I can't count how many times I have sat watching a hockey game with my wife and thought to myself, 'wouldn't this make a great fucking setting for an action movie about terrorists, extreme parenting, and terrorist threats?' All right. That's a lie. After watching "Sudden Death" though, it seems like it was destined to be action film gold. There are just so many awesome things you can do within the setting (including the use of the term 'sudden death' for a title). This film doesn't let its ridiculous concept go to waste either. You guet a fist fight with an assassin in the Penguins mascot uniform. Giant explosions from score boards. A kick to a henchman's face with a skate and goalie pads. Hell, at one point Van Damme actually impersonates a goalie only to get into a fist fight on the ice and get expelled. Peter Hyams and company certainly didn't let the concept of its setting go to waste here and its the biggest and most fun aspect of the film even if its very silly.

This is a new martial arts style known as "Choked By Penguin."
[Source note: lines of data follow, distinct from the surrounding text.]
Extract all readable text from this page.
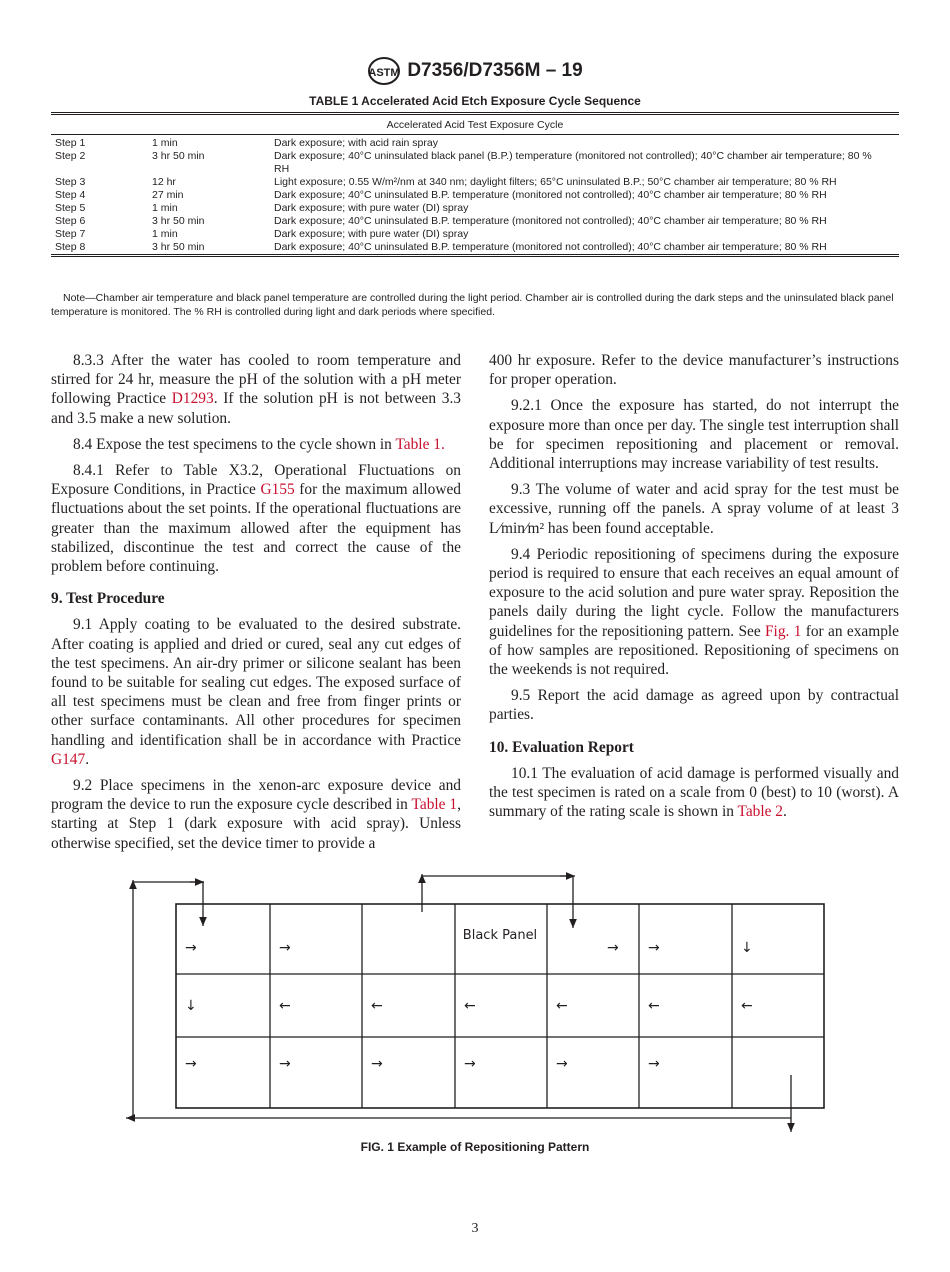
ASTM D7356/D7356M – 19
TABLE 1 Accelerated Acid Etch Exposure Cycle Sequence
Accelerated Acid Test Exposure Cycle
Step 1	1 min	Dark exposure; with acid rain spray
Step 2	3 hr 50 min	Dark exposure; 40°C uninsulated black panel (B.P.) temperature (monitored not controlled); 40°C chamber air temperature; 80 % RH
Step 3	12 hr	Light exposure; 0.55 W/m²/nm at 340 nm; daylight filters; 65°C uninsulated B.P.; 50°C chamber air temperature; 80 % RH
Step 4	27 min	Dark exposure; 40°C uninsulated B.P. temperature (monitored not controlled); 40°C chamber air temperature; 80 % RH
Step 5	1 min	Dark exposure; with pure water (DI) spray
Step 6	3 hr 50 min	Dark exposure; 40°C uninsulated B.P. temperature (monitored not controlled); 40°C chamber air temperature; 80 % RH
Step 7	1 min	Dark exposure; with pure water (DI) spray
Step 8	3 hr 50 min	Dark exposure; 40°C uninsulated B.P. temperature (monitored not controlled); 40°C chamber air temperature; 80 % RH
Note—Chamber air temperature and black panel temperature are controlled during the light period. Chamber air is controlled during the dark steps and the uninsulated black panel temperature is monitored. The % RH is controlled during light and dark periods where specified.

8.3.3 After the water has cooled to room temperature and stirred for 24 hr, measure the pH of the solution with a pH meter following Practice D1293. If the solution pH is not between 3.3 and 3.5 make a new solution.

8.4 Expose the test specimens to the cycle shown in Table 1.

8.4.1 Refer to Table X3.2, Operational Fluctuations on Exposure Conditions, in Practice G155 for the maximum allowed fluctuations about the set points. If the operational fluctuations are greater than the maximum allowed after the equipment has stabilized, discontinue the test and correct the cause of the problem before continuing.

9. Test Procedure

9.1 Apply coating to be evaluated to the desired substrate. After coating is applied and dried or cured, seal any cut edges of the test specimens. An air-dry primer or silicone sealant has been found to be suitable for sealing cut edges. The exposed surface of all test specimens must be clean and free from finger prints or other surface contaminants. All other procedures for specimen handling and identification shall be in accordance with Practice G147.

9.2 Place specimens in the xenon-arc exposure device and program the device to run the exposure cycle described in Table 1, starting at Step 1 (dark exposure with acid spray). Unless otherwise specified, set the device timer to provide a

400 hr exposure. Refer to the device manufacturer’s instructions for proper operation.

9.2.1 Once the exposure has started, do not interrupt the exposure more than once per day. The single test interruption shall be for specimen repositioning and placement or removal. Additional interruptions may increase variability of test results.

9.3 The volume of water and acid spray for the test must be excessive, running off the panels. A spray volume of at least 3 L⁄min⁄m² has been found acceptable.

9.4 Periodic repositioning of specimens during the exposure period is required to ensure that each receives an equal amount of exposure to the acid solution and pure water spray. Reposition the panels daily during the light cycle. Follow the manufacturers guidelines for the repositioning pattern. See Fig. 1 for an example of how samples are repositioned. Repositioning of specimens on the weekends is not required.

9.5 Report the acid damage as agreed upon by contractual parties.

10. Evaluation Report

10.1 The evaluation of acid damage is performed visually and the test specimen is rated on a scale from 0 (best) to 10 (worst). A summary of the rating scale is shown in Table 2.

→	→	→ →	↓
↓	←	←	←	←	←	←
→	→	→	→	→	→
Black Panel
FIG. 1 Example of Repositioning Pattern
3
Beyond its cheesy set up action set pieces, the film runs charming if not somewhat mediocre for story and execution. Van Damme does his best with the role (oddly enough one of his better times on screen), but his dialogue is quite limited and the depth of his character is underwhelming in psyche. The same goes for most of the secondary cast of cops, politicians, and kids. The kids are quite annoying really and it would have helped had Hyams not decided to throw extreme close-ups of their faces every chance that was available. The only redeemable part of the acting and character work is Powers Booth as the villain. Even though his character is rather thin and campy in his mysteriousness, he owns that role and snarls out the snide remarks and one liners with the grace of knowing to ham it up a bit.
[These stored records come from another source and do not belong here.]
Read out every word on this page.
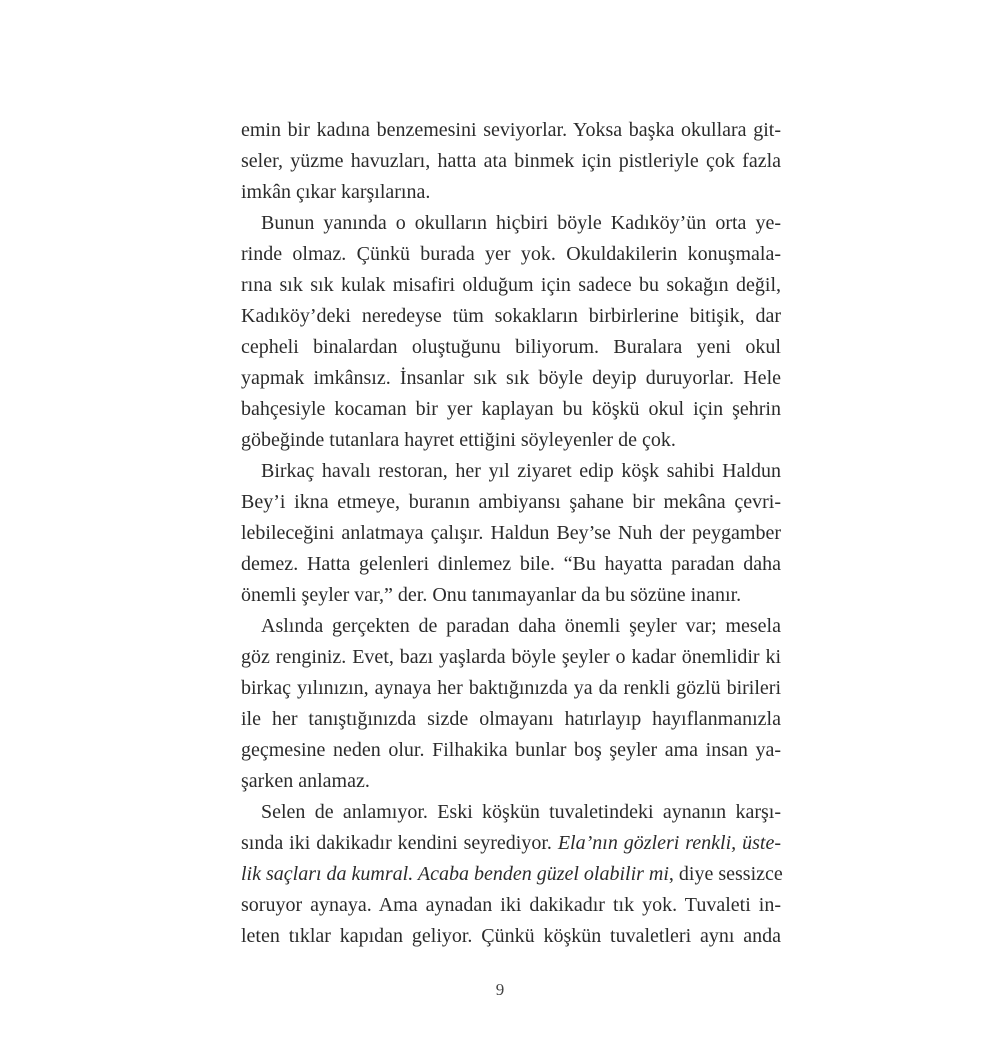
emin bir kadına benzemesini seviyorlar. Yoksa başka okullara git-
seler, yüzme havuzları, hatta ata binmek için pistleriyle çok fazla
imkân çıkar karşılarına.
Bunun yanında o okulların hiçbiri böyle Kadıköy’ün orta ye-
rinde olmaz. Çünkü burada yer yok. Okuldakilerin konuşmala-
rına sık sık kulak misafiri olduğum için sadece bu sokağın değil,
Kadıköy’deki neredeyse tüm sokakların birbirlerine bitişik, dar
cepheli binalardan oluştuğunu biliyorum. Buralara yeni okul
yapmak imkânsız. İnsanlar sık sık böyle deyip duruyorlar. Hele
bahçesiyle kocaman bir yer kaplayan bu köşkü okul için şehrin
göbeğinde tutanlara hayret ettiğini söyleyenler de çok.
Birkaç havalı restoran, her yıl ziyaret edip köşk sahibi Haldun
Bey’i ikna etmeye, buranın ambiyansı şahane bir mekâna çevri-
lebileceğini anlatmaya çalışır. Haldun Bey’se Nuh der peygamber
demez. Hatta gelenleri dinlemez bile. “Bu hayatta paradan daha
önemli şeyler var,” der. Onu tanımayanlar da bu sözüne inanır.
Aslında gerçekten de paradan daha önemli şeyler var; mesela
göz renginiz. Evet, bazı yaşlarda böyle şeyler o kadar önemlidir ki
birkaç yılınızın, aynaya her baktığınızda ya da renkli gözlü birileri
ile her tanıştığınızda sizde olmayanı hatırlayıp hayıflanmanızla
geçmesine neden olur. Filhakika bunlar boş şeyler ama insan ya-
şarken anlamaz.
Selen de anlamıyor. Eski köşkün tuvaletindeki aynanın karşı-
sında iki dakikadır kendini seyrediyor. Ela’nın gözleri renkli, üste-
lik saçları da kumral. Acaba benden güzel olabilir mi, diye sessizce
soruyor aynaya. Ama aynadan iki dakikadır tık yok. Tuvaleti in-
leten tıklar kapıdan geliyor. Çünkü köşkün tuvaletleri aynı anda
9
"All right. You win. I can't kick my way out of anything. Here's a dollar."
Most movie goers of this day and age are going to tear "Sudden Death" apart for its weakly thought out story and dated look. Consider this asshole the devil's advocate that enjoyed its silly, nonsensical, and ridiculous plot for what it is...and that includes the anti-gravity epic finale. It's embrace of these elements is what makes it fun and entertaining. It stages the action set pieces with vigor for the silly concept and both Van Damme and Powers Booth make for great counter balances to one another. Swear at it all you want, but in the end...it's just another Damme movie! Ba da chah!